On 30 July 2025, Prof. Neil Vaughan, Associate Professor of Data Science and AI at University of Exeter, delivered a lecture at City University of Hong Kong titled “AI and DL to Stage and Classify Seizures Using EEG and MRI Neuroimaging Enhancement”.
In his talk, Prof. Vaughan first surveyed the field of AI-driven seizure analysis using electroencephalography (EEG). He reviewed current critical methodologies—including Hellinger distance metrics and particle swarm optimization—for staging and classifying epileptic seizures from open-access EEG datasets. These approaches collectively enhance diagnostic accuracy, enable real-time monitoring, and advance personalized treatment strategies.

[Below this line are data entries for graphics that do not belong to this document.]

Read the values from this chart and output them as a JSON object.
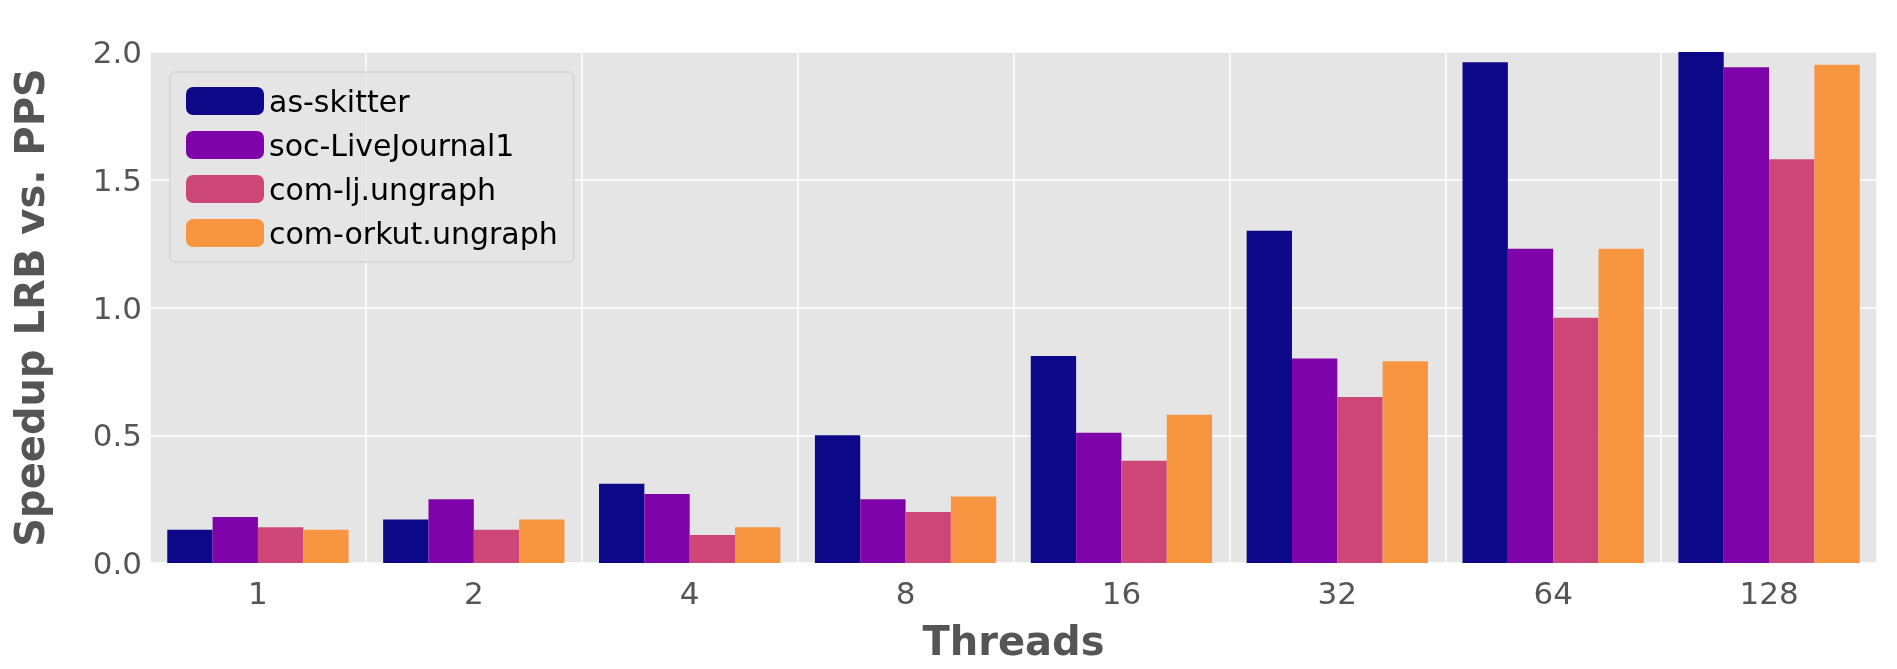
{
  "chart_data": {
    "type": "bar",
    "xlabel": "Threads",
    "ylabel": "Speedup LRB vs. PPS",
    "categories": [
      "1",
      "2",
      "4",
      "8",
      "16",
      "32",
      "64",
      "128"
    ],
    "series": [
      {
        "name": "as-skitter",
        "color": "#0d0887",
        "values": [
          0.13,
          0.17,
          0.31,
          0.5,
          0.81,
          1.3,
          1.96,
          2.0
        ]
      },
      {
        "name": "soc-LiveJournal1",
        "color": "#7e03a8",
        "values": [
          0.18,
          0.25,
          0.27,
          0.25,
          0.51,
          0.8,
          1.23,
          1.94
        ]
      },
      {
        "name": "com-lj.ungraph",
        "color": "#cc4778",
        "values": [
          0.14,
          0.13,
          0.11,
          0.2,
          0.4,
          0.65,
          0.96,
          1.58
        ]
      },
      {
        "name": "com-orkut.ungraph",
        "color": "#f89540",
        "values": [
          0.13,
          0.17,
          0.14,
          0.26,
          0.58,
          0.79,
          1.23,
          1.95
        ]
      }
    ],
    "ylim": [
      0,
      2
    ],
    "yticks": [
      {
        "value": 0,
        "label": "0.0"
      },
      {
        "value": 0.5,
        "label": "0.5"
      },
      {
        "value": 1,
        "label": "1.0"
      },
      {
        "value": 1.5,
        "label": "1.5"
      },
      {
        "value": 2,
        "label": "2.0"
      }
    ],
    "grid": true,
    "legend": "top left"
  }
}
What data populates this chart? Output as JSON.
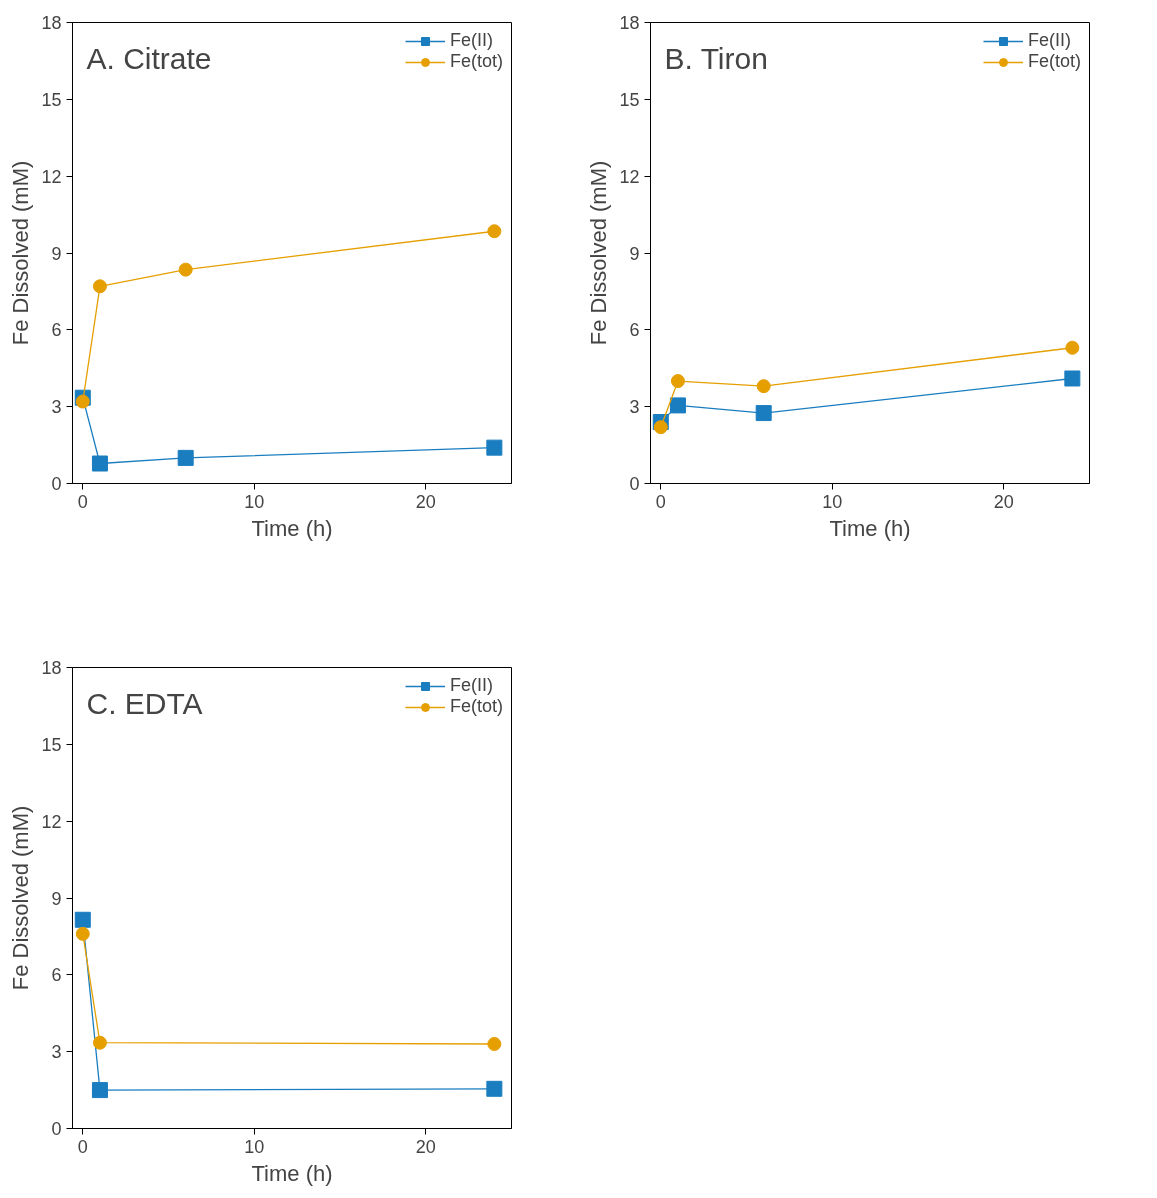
{
  "chart_data": [
    {
      "type": "line",
      "title": "A. Citrate",
      "xlabel": "Time (h)",
      "ylabel": "Fe Dissolved (mM)",
      "x": [
        0,
        1,
        6,
        24
      ],
      "xlim": [
        -0.6,
        25
      ],
      "ylim": [
        0,
        18
      ],
      "xticks": [
        0,
        10,
        20
      ],
      "yticks": [
        0,
        3,
        6,
        9,
        12,
        15,
        18
      ],
      "grid": false,
      "legend": "top right",
      "line_style": "solid",
      "series": [
        {
          "name": "Fe(II)",
          "color": "#1a7dc0",
          "marker": "square",
          "values": [
            3.35,
            0.78,
            1.0,
            1.4
          ]
        },
        {
          "name": "Fe(tot)",
          "color": "#e69f00",
          "marker": "circle",
          "values": [
            3.2,
            7.7,
            8.35,
            9.85
          ]
        }
      ]
    },
    {
      "type": "line",
      "title": "B. Tiron",
      "xlabel": "Time (h)",
      "ylabel": "Fe Dissolved (mM)",
      "x": [
        0,
        1,
        6,
        24
      ],
      "xlim": [
        -0.6,
        25
      ],
      "ylim": [
        0,
        18
      ],
      "xticks": [
        0,
        10,
        20
      ],
      "yticks": [
        0,
        3,
        6,
        9,
        12,
        15,
        18
      ],
      "grid": false,
      "legend": "top right",
      "line_style": "solid",
      "series": [
        {
          "name": "Fe(II)",
          "color": "#1a7dc0",
          "marker": "square",
          "values": [
            2.4,
            3.05,
            2.75,
            4.1
          ]
        },
        {
          "name": "Fe(tot)",
          "color": "#e69f00",
          "marker": "circle",
          "values": [
            2.2,
            4.0,
            3.8,
            5.3
          ]
        }
      ]
    },
    {
      "type": "line",
      "title": "C. EDTA",
      "xlabel": "Time (h)",
      "ylabel": "Fe Dissolved (mM)",
      "x": [
        0,
        1,
        24
      ],
      "xlim": [
        -0.6,
        25
      ],
      "ylim": [
        0,
        18
      ],
      "xticks": [
        0,
        10,
        20
      ],
      "yticks": [
        0,
        3,
        6,
        9,
        12,
        15,
        18
      ],
      "grid": false,
      "legend": "top right",
      "line_style": "solid",
      "series": [
        {
          "name": "Fe(II)",
          "color": "#1a7dc0",
          "marker": "square",
          "values": [
            8.15,
            1.5,
            1.55
          ]
        },
        {
          "name": "Fe(tot)",
          "color": "#e69f00",
          "marker": "circle",
          "values": [
            7.6,
            3.35,
            3.3
          ]
        }
      ]
    }
  ]
}
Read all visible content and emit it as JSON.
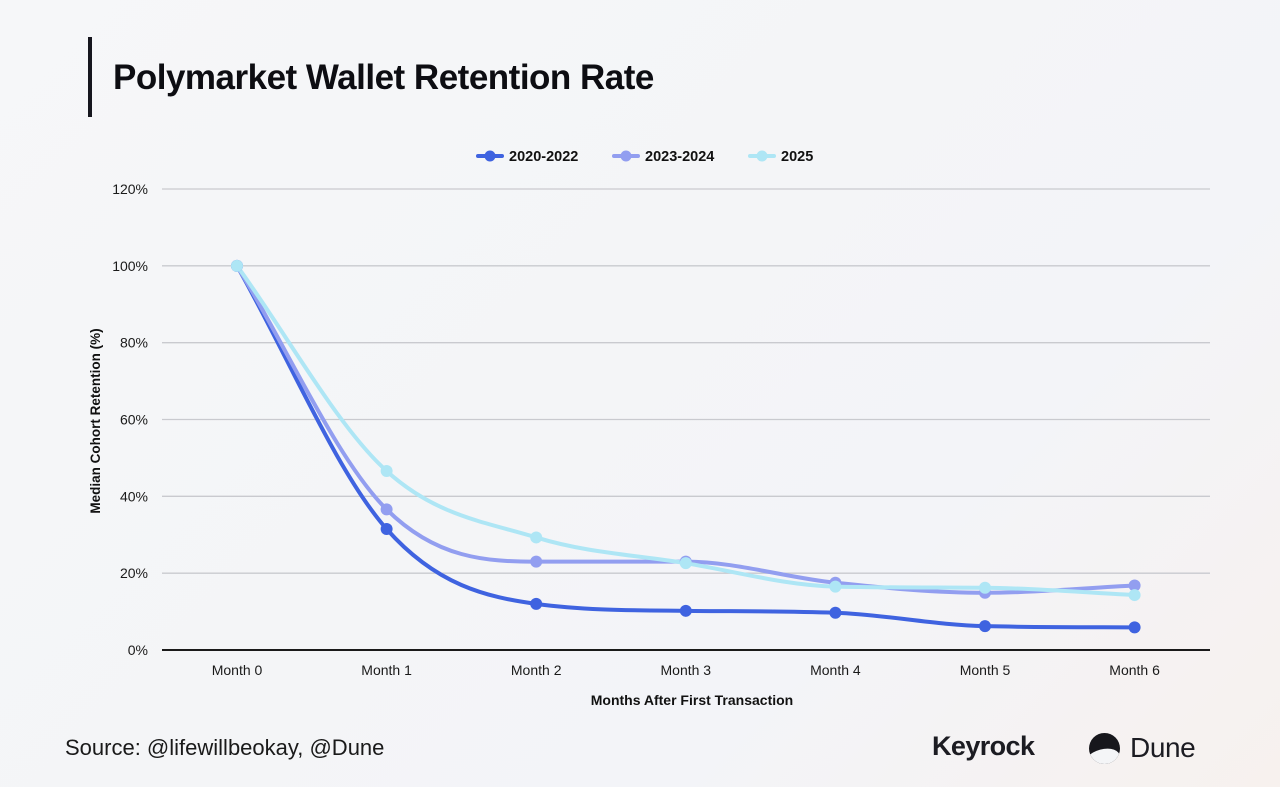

Expanding on neuroimaging innovation, he introduced a generative AI framework for correcting motion artifacts in structural and functional MRI. His lab developed PySimPace (for realistic MRI motion simulation) and MoErGAN (a motion artifact simulator), focusing on minimizing algorithmic hallucination while ensuring interpretability and generalizability. The pipeline incorporates visual explainability tools like heatmaps and shaders to enhance clinical confidence. This work also contributes to the MICCAI challenge, aiming to redefine MRI quality standards.
Lastly, Prof. Vaughan discussed translational applications, including a book chapter synthesizing generative AI’s role in medical imaging and ongoing clinical validation. His research bridges computational methods with practical healthcare solutions—from seizure monitoring to artifact-free neuroimaging.
The seminar concluded with an engaged discussion on AI’s expanding frontier in neurological diagnostics, attended by researchers and clinicians at CityUHK’s Department of Neuroscience.